El embrión no es un cúmulo de células, ni un órgano de la mujer. No es su propiedad. Como tampoco lo son los ancianos, discapacitados o dependientes. La dependencia no justifica la eliminación. Ese argumento —que el feto depende de la madre, y por tanto ella puede decidir su eliminación— nos lleva a legitimar la esclavitud, la eutanasia coercitiva y toda forma de negación de la dignidad humana.

Se suele decir que los tiempos cambian, que las leyes deben adaptarse a las nuevas sensibilidades. Pero ¿puede el paso del tiempo hacer justo lo que es intrínsecamente injusto? ¿Puede la moda convertir en progreso lo que no es más que decadencia? ¿Puede una sociedad que mata a sus hijos presumir de derechos humanos?

La historia está llena de ejemplos de negación de humanidad: esclavitud, genocidios, apartheid, discriminación. Siempre se justificaron con supuestos derechos, con el “bien común”, con la ciencia del momento. Y siempre terminaron siendo desenmascarados como crímenes atroces. Hoy el aborto es legal, incluso promovido. Mañana será recordado como el mayor holocausto del siglo XXI.

Polonia, donde el aborto fue impuesto por nazis y comunistas, redujo en pocos años los abortos legales de 60.000 a menos de 200 mediante leyes protectoras y campañas de apoyo a la maternidad. También cayó el embarazo en adolescentes y la mortalidad materna. Cuando se apuesta por la vida, los resultados llegan.

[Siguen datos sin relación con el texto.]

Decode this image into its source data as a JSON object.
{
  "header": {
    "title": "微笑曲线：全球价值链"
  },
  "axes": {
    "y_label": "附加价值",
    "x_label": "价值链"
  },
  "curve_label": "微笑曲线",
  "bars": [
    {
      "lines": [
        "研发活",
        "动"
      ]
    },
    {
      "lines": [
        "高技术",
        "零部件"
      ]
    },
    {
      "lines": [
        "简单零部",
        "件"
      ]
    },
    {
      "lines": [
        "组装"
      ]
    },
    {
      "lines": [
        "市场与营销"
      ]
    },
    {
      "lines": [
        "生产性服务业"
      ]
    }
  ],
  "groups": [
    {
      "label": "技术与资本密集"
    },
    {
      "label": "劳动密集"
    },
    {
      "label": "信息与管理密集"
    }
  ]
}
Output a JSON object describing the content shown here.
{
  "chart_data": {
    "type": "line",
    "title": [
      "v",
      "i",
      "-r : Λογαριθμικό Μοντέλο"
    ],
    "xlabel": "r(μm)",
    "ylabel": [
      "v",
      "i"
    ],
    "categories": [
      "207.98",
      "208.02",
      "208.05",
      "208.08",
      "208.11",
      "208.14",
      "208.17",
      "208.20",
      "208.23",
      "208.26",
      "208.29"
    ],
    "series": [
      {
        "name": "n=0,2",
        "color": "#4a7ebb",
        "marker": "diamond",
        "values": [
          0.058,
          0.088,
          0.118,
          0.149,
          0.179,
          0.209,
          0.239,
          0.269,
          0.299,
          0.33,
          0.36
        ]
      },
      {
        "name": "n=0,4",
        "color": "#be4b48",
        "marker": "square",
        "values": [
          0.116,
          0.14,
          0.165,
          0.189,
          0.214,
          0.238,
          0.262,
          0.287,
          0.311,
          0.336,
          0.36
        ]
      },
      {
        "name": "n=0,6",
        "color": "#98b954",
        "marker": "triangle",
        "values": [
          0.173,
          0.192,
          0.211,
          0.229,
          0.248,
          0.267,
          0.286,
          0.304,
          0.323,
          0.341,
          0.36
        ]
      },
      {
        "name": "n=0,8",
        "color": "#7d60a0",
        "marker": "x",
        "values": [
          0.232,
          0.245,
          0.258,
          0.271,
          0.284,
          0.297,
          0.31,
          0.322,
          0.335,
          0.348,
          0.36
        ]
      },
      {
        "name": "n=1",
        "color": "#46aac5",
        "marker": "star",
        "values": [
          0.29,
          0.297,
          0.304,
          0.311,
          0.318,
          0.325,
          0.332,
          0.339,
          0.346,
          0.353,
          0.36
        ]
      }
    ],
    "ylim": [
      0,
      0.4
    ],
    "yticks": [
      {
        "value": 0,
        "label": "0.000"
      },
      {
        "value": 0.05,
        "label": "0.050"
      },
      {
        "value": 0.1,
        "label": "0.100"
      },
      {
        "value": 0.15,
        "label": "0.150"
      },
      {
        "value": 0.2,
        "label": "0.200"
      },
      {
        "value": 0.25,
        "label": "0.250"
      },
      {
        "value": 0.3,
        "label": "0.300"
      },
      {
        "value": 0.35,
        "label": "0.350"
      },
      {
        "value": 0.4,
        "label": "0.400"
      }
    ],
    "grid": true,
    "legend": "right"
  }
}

Frente a la ingeniería social que impone el aborto como derecho y la maternidad como carga, es imprescindible una movilización cultural, política y moral. Urge derogar las leyes del aborto y sustituirlas por una legislación que defienda la vida desde la concepción. Es necesario crear redes de apoyo reales, económicas, sociales y psicológicas para mujeres embarazadas, así como políticas de conciliación, ayudas a la crianza, incentivos fiscales y campañas educativas que muestren la verdad sobre el desarrollo humano.

La educación debe basarse en ciencia, no en ideología. Hay que mostrar a jóvenes y adultos lo que realmente es un aborto. Hay que explicar la responsabilidad inherente al acto sexual. Hay que recuperar la cultura de la responsabilidad, y desligarla del Estado del Bienestar que ha inoculado la idea de que se puede disfrutar sin asumir consecuencias. Que todo es derecho, nada es deber.

No es progreso destruir la vida. No es libertad eliminar al hijo. No es justicia dejar sola a la mujer. Una sociedad madura no convierte la tragedia en costumbre ni la muerte en solución. Una sociedad verdaderamente humana pone todos sus recursos al servicio de la vida, no de su eliminación.

La cultura de la muerte —aborto, eutanasia, nihilismo— no es más que el síntoma de una civilización que ha perdido el norte, la raíz y el alma. Frente a ella, se alza la resistencia de millones de personas que creen en la dignidad humana, en la verdad científica y en el valor de cada vida.

Porque cada aborto no es solo un niño menos. Es también una madre herida, una familia fracturada, una sociedad más pobre.

Y porque todavía estamos a tiempo de revertir esta deriva, de despertar del letargo, de alzar la voz y de exigir que el derecho a vivir vuelva a ser universal.

Ni olvido ni resignación. Cuarenta años de infanticidio institucional. Tres millones de vidas segadas. Y una sociedad que, o reacciona, o se condena al colapso moral y demográfico.

La vida debe ser siempre la primera opción. Y es responsabilidad de todos que ninguna madre se sienta sola al elegirla.